Washington Wizards swingman Jerry Stackhouse is one of five finalists for the J. Walker Kennedy Citizenship Award, an honor presented by the Professional Basketball Writers' Association to an NBA player for outstanding community service.
Stackhouse, through his Triple Threat Foundation, has generated education, funding and research projects for curing diabetes. He is nominated along with Adonal Foyle (Golden State), David Robinson (San Antonio), Walter McCarty (Boston) and Reggie Miller (Indiana).
Stackhouse has been a longtime advocate to find a cure for diabetes after losing two sisters to the disease and also having both parents diagnosed.
"Right now it's important because the connection I'm having with the city of Washington is unbelievable," said Stackhouse, who added he is still active with charity work he established in Detroit when he played there with the Pistons. "I'm trying to really get involved and stay involved because this is an important issue."

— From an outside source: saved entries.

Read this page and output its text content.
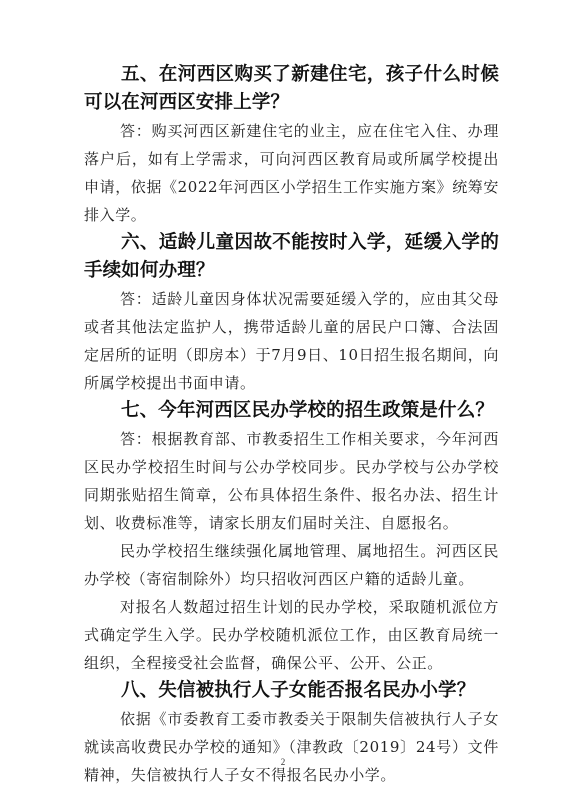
五、在河西区购买了新建住宅，孩子什么时候可以在河西区安排上学？

答：购买河西区新建住宅的业主，应在住宅入住、办理落户后，如有上学需求，可向河西区教育局或所属学校提出申请，依据《2022年河西区小学招生工作实施方案》统筹安排入学。

六、适龄儿童因故不能按时入学，延缓入学的手续如何办理？

答：适龄儿童因身体状况需要延缓入学的，应由其父母或者其他法定监护人，携带适龄儿童的居民户口簿、合法固定居所的证明（即房本）于7月9日、10日招生报名期间，向所属学校提出书面申请。

七、今年河西区民办学校的招生政策是什么？

答：根据教育部、市教委招生工作相关要求，今年河西区民办学校招生时间与公办学校同步。民办学校与公办学校同期张贴招生简章，公布具体招生条件、报名办法、招生计划、收费标准等，请家长朋友们届时关注、自愿报名。

民办学校招生继续强化属地管理、属地招生。河西区民办学校（寄宿制除外）均只招收河西区户籍的适龄儿童。

对报名人数超过招生计划的民办学校，采取随机派位方式确定学生入学。民办学校随机派位工作，由区教育局统一组织，全程接受社会监督，确保公平、公开、公正。

八、失信被执行人子女能否报名民办小学？

依据《市委教育工委市教委关于限制失信被执行人子女就读高收费民办学校的通知》（津教政〔2019〕24号）文件精神，失信被执行人子女不得报名民办小学。

2
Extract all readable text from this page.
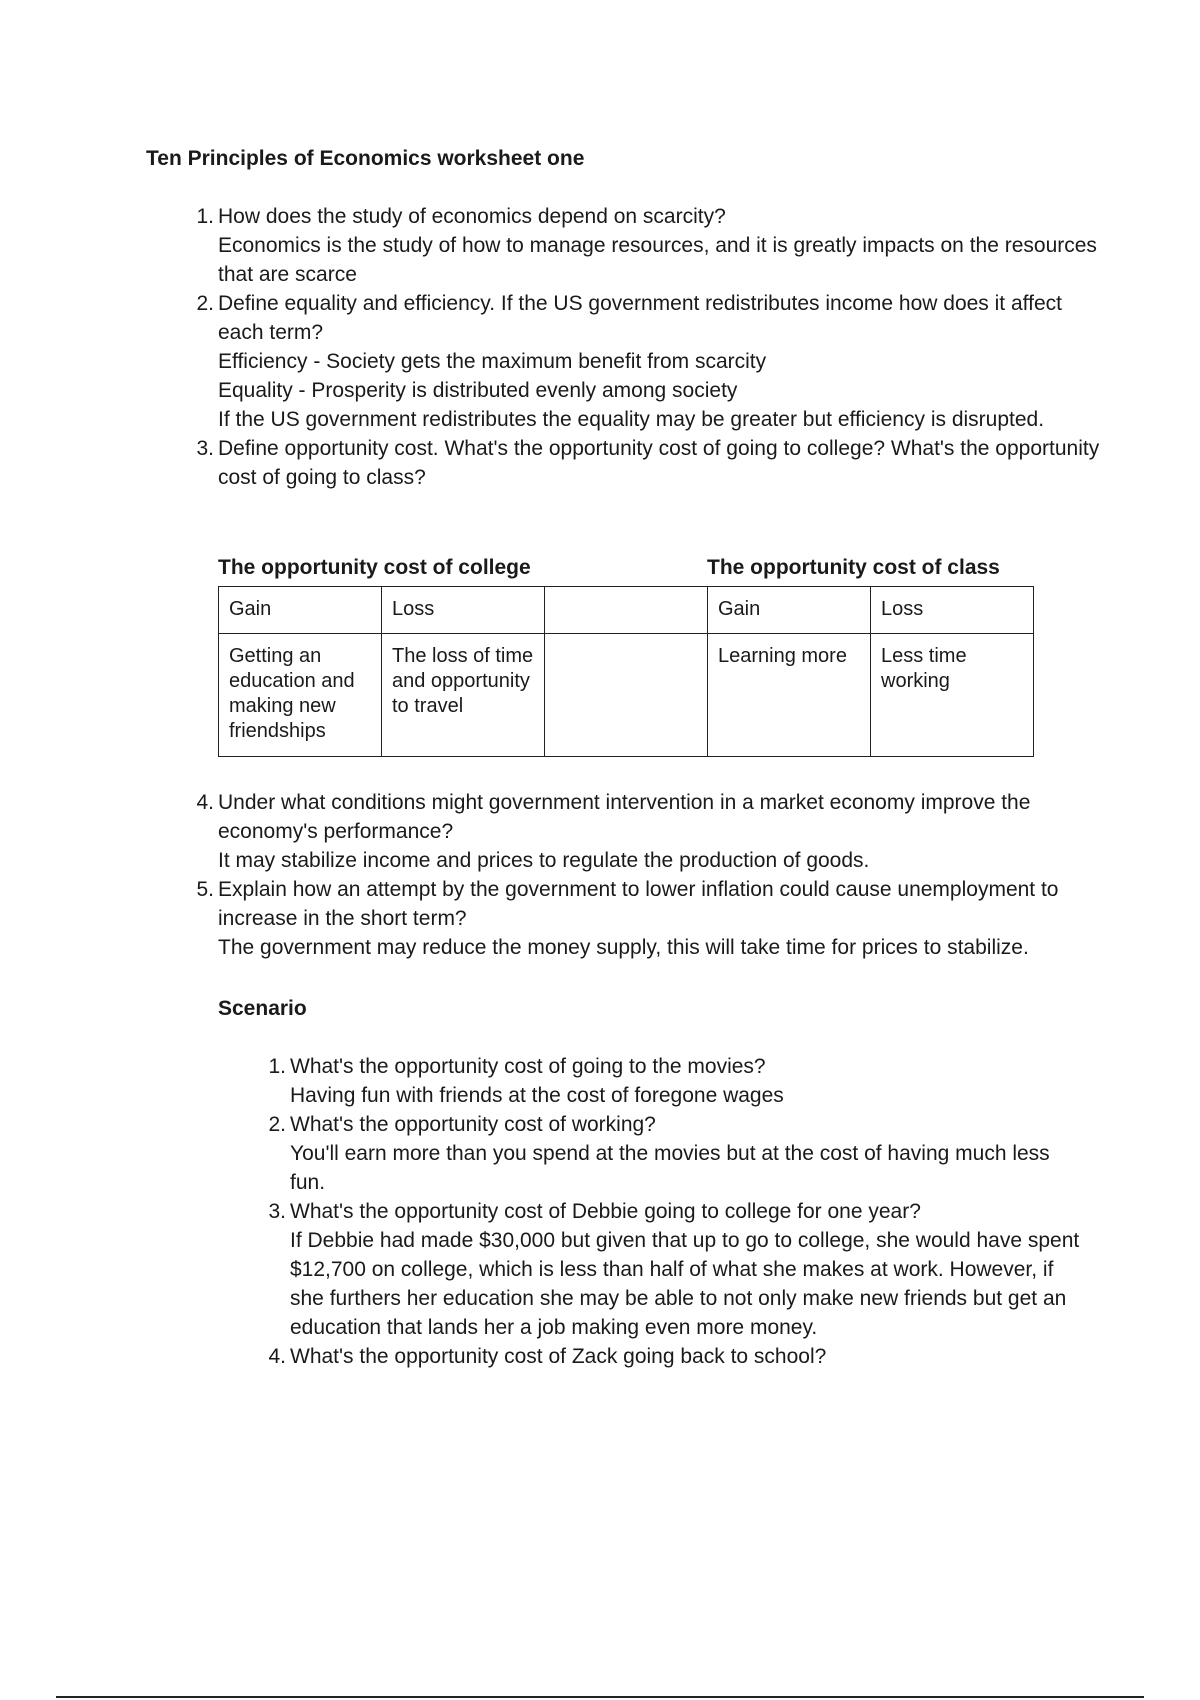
Ten Principles of Economics worksheet one
1 . How does the study of economics depend on scarcity?
Economics is the study of how to manage resources, and it is greatly impacts on the resources that are scarce
2 . Define equality and efficiency. If the US government redistributes income how does it affect each term?
Efficiency - Society gets the maximum benefit from scarcity
Equality - Prosperity is distributed evenly among society
If the US government redistributes the equality may be greater but efficiency is disrupted.
3 . Define opportunity cost. What's the opportunity cost of going to college? What's the opportunity cost of going to class?
The opportunity cost of college	The opportunity cost of class
Gain	Loss		Gain	Loss
Getting an education and making new friendships	The loss of time and opportunity to travel		Learning more	Less time working
4 . Under what conditions might government intervention in a market economy improve the economy's performance?
It may stabilize income and prices to regulate the production of goods.
5 . Explain how an attempt by the government to lower inflation could cause unemployment to increase in the short term?
The government may reduce the money supply, this will take time for prices to stabilize.
Scenario
1 . What's the opportunity cost of going to the movies?
Having fun with friends at the cost of foregone wages
2 . What's the opportunity cost of working?
You'll earn more than you spend at the movies but at the cost of having much less fun.
3 . What's the opportunity cost of Debbie going to college for one year?
If Debbie had made $30,000 but given that up to go to college, she would have spent $12,700 on college, which is less than half of what she makes at work. However, if she furthers her education she may be able to not only make new friends but get an education that lands her a job making even more money.
4 . What's the opportunity cost of Zack going back to school?
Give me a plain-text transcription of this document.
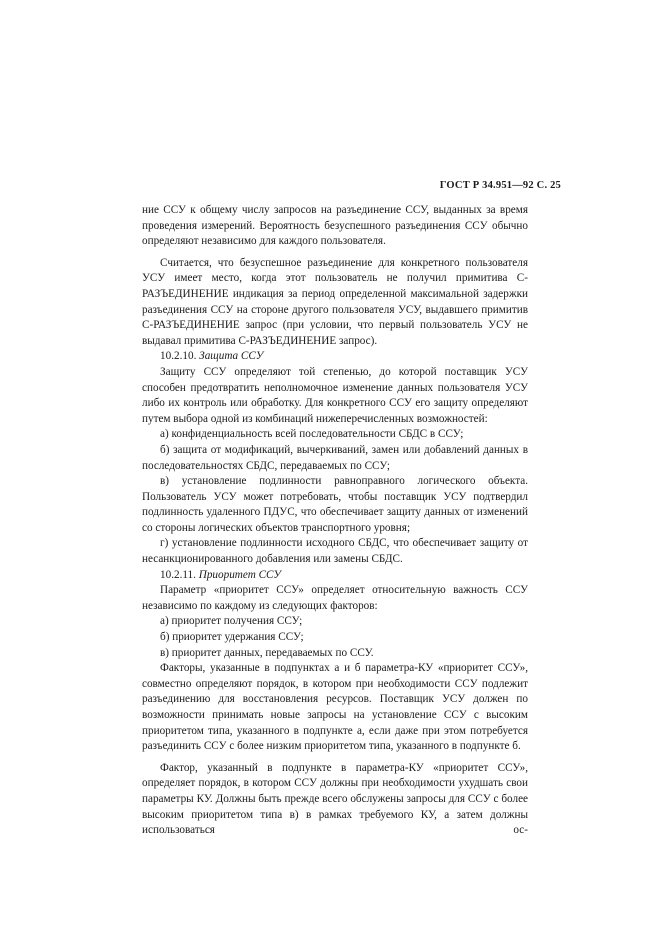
ГОСТ Р 34.951—92 С. 25

ние ССУ к общему числу запросов на разъединение ССУ, выданных за время проведения измерений. Вероятность безуспешного разъединения ССУ обычно определяют независимо для каждого пользователя.

Считается, что безуспешное разъединение для конкретного пользователя УСУ имеет место, когда этот пользователь не получил примитива С-РАЗЪЕДИНЕНИЕ индикация за период определенной максимальной задержки разъединения ССУ на стороне другого пользователя УСУ, выдавшего примитив С-РАЗЪЕДИНЕНИЕ запрос (при условии, что первый пользователь УСУ не выдавал примитива С-РАЗЪЕДИНЕНИЕ запрос).

10.2.10. Защита ССУ

Защиту ССУ определяют той степенью, до которой поставщик УСУ способен предотвратить неполномочное изменение данных пользователя УСУ либо их контроль или обработку. Для конкретного ССУ его защиту определяют путем выбора одной из комбинаций нижеперечисленных возможностей:

а) конфиденциальность всей последовательности СБДС в ССУ;

б) защита от модификаций, вычеркиваний, замен или добавлений данных в последовательностях СБДС, передаваемых по ССУ;

в) установление подлинности равноправного логического объекта. Пользователь УСУ может потребовать, чтобы поставщик УСУ подтвердил подлинность удаленного ПДУС, что обеспечивает защиту данных от изменений со стороны логических объектов транспортного уровня;

г) установление подлинности исходного СБДС, что обеспечивает защиту от несанкционированного добавления или замены СБДС.

10.2.11. Приоритет ССУ

Параметр «приоритет ССУ» определяет относительную важность ССУ независимо по каждому из следующих факторов:

а) приоритет получения ССУ;

б) приоритет удержания ССУ;

в) приоритет данных, передаваемых по ССУ.

Факторы, указанные в подпунктах а и б параметра-КУ «приоритет ССУ», совместно определяют порядок, в котором при необходимости ССУ подлежит разъединению для восстановления ресурсов. Поставщик УСУ должен по возможности принимать новые запросы на установление ССУ с высоким приоритетом типа, указанного в подпункте а, если даже при этом потребуется разъединить ССУ с более низким приоритетом типа, указанного в подпункте б.

Фактор, указанный в подпункте в параметра-КУ «приоритет ССУ», определяет порядок, в котором ССУ должны при необходимости ухудшать свои параметры КУ. Должны быть прежде всего обслужены запросы для ССУ с более высоким приоритетом типа в) в рамках требуемого КУ, а затем должны использоваться ос-
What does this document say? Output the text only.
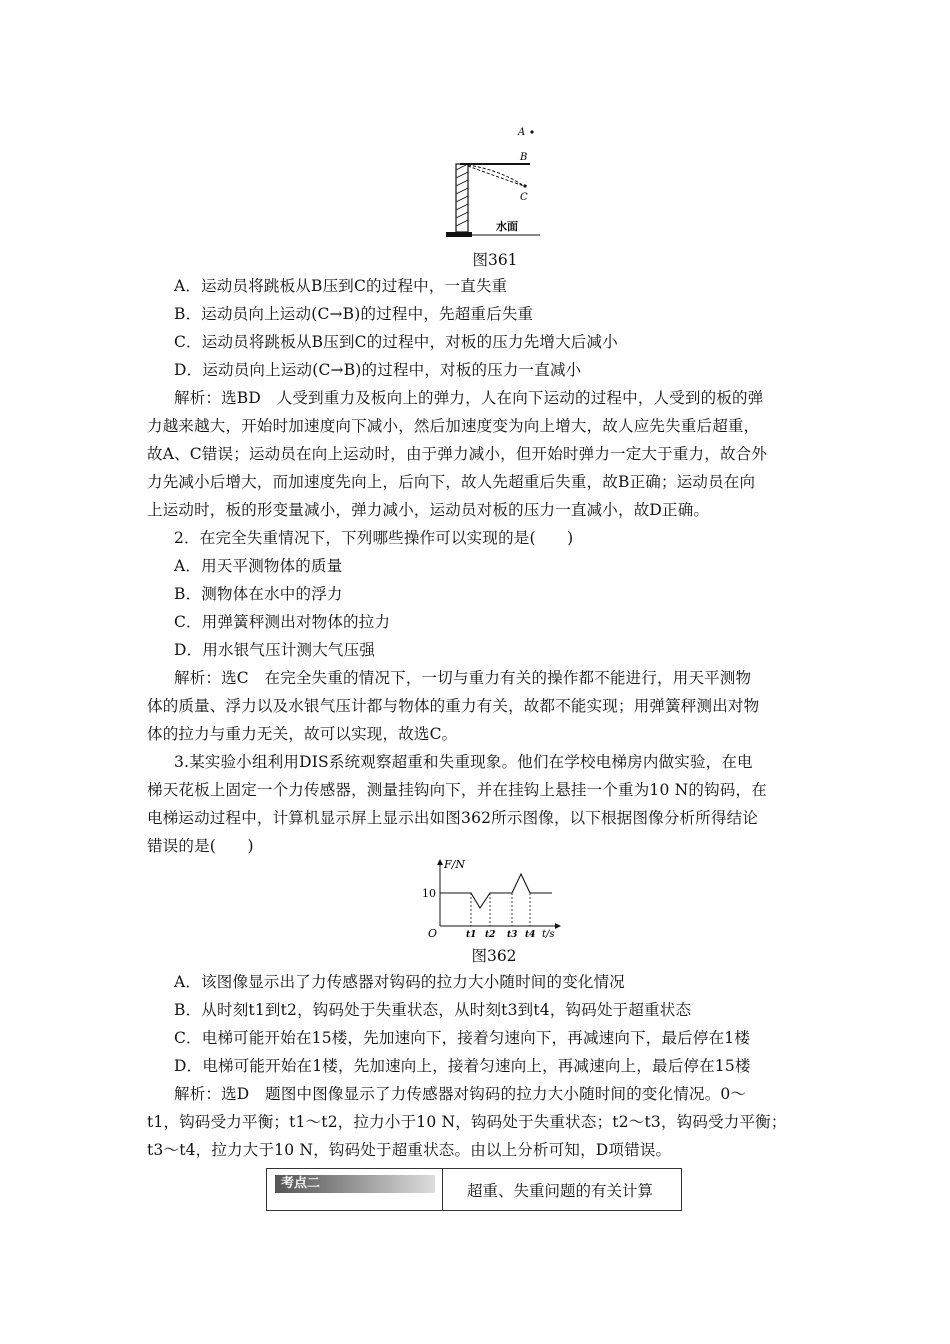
A
B
C
水面
图361
A．运动员将跳板从B压到C的过程中，一直失重
B．运动员向上运动(C→B)的过程中，先超重后失重
C．运动员将跳板从B压到C的过程中，对板的压力先增大后减小
D．运动员向上运动(C→B)的过程中，对板的压力一直减小
解析：选BD　人受到重力及板向上的弹力，人在向下运动的过程中，人受到的板的弹
力越来越大，开始时加速度向下减小，然后加速度变为向上增大，故人应先失重后超重，
故A、C错误；运动员在向上运动时，由于弹力减小，但开始时弹力一定大于重力，故合外
力先减小后增大，而加速度先向上，后向下，故人先超重后失重，故B正确；运动员在向
上运动时，板的形变量减小，弹力减小，运动员对板的压力一直减小，故D正确。
2．在完全失重情况下，下列哪些操作可以实现的是(　　)
A．用天平测物体的质量
B．测物体在水中的浮力
C．用弹簧秤测出对物体的拉力
D．用水银气压计测大气压强
解析：选C　在完全失重的情况下，一切与重力有关的操作都不能进行，用天平测物
体的质量、浮力以及水银气压计都与物体的重力有关，故都不能实现；用弹簧秤测出对物
体的拉力与重力无关，故可以实现，故选C。
3.某实验小组利用DIS系统观察超重和失重现象。他们在学校电梯房内做实验，在电
梯天花板上固定一个力传感器，测量挂钩向下，并在挂钩上悬挂一个重为10 N的钩码，在
电梯运动过程中，计算机显示屏上显示出如图362所示图像，以下根据图像分析所得结论
错误的是(　　)
F/N
10
O	t1 t2 t3 t4 t/s
图362
A．该图像显示出了力传感器对钩码的拉力大小随时间的变化情况
B．从时刻t1到t2，钩码处于失重状态，从时刻t3到t4，钩码处于超重状态
C．电梯可能开始在15楼，先加速向下，接着匀速向下，再减速向下，最后停在1楼
D．电梯可能开始在1楼，先加速向上，接着匀速向上，再减速向上，最后停在15楼
解析：选D　题图中图像显示了力传感器对钩码的拉力大小随时间的变化情况。0～
t1，钩码受力平衡；t1～t2，拉力小于10 N，钩码处于失重状态；t2～t3，钩码受力平衡；
t3～t4，拉力大于10 N，钩码处于超重状态。由以上分析可知，D项错误。
考点二	超重、失重问题的有关计算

Stackhouse also does personal charity work outside of his foundation. He recently went to Children's Hospital in Washington to visit with children suffering from diabetes. He also taped a video encouraging Washington residents who are participating in a program that teaches them vocational skills and helps them earn their General Equivalency Degree.
Stackhouse said his next project is to set up a mobile unit that visits schools and other outlets to educate youths and adults about the dangers of obesity.
Guard Larry Hughes aggravated his sprained right ankle roughly five games ago and said he is having difficulty planting and jumping. He dressed out for warm-ups before tonight's game against Seattle but did not play.
He had the ankle X-rayed after Tuesday's victory at Portland and some soft tissue damage was detected. The injury is not deemed serious but potentially problematic.
Hughes, who was replaced as the starting point guard Tuesday, said he is somewhat concerned about long-term damage and said he was told that resting his ankle is the proper remedy.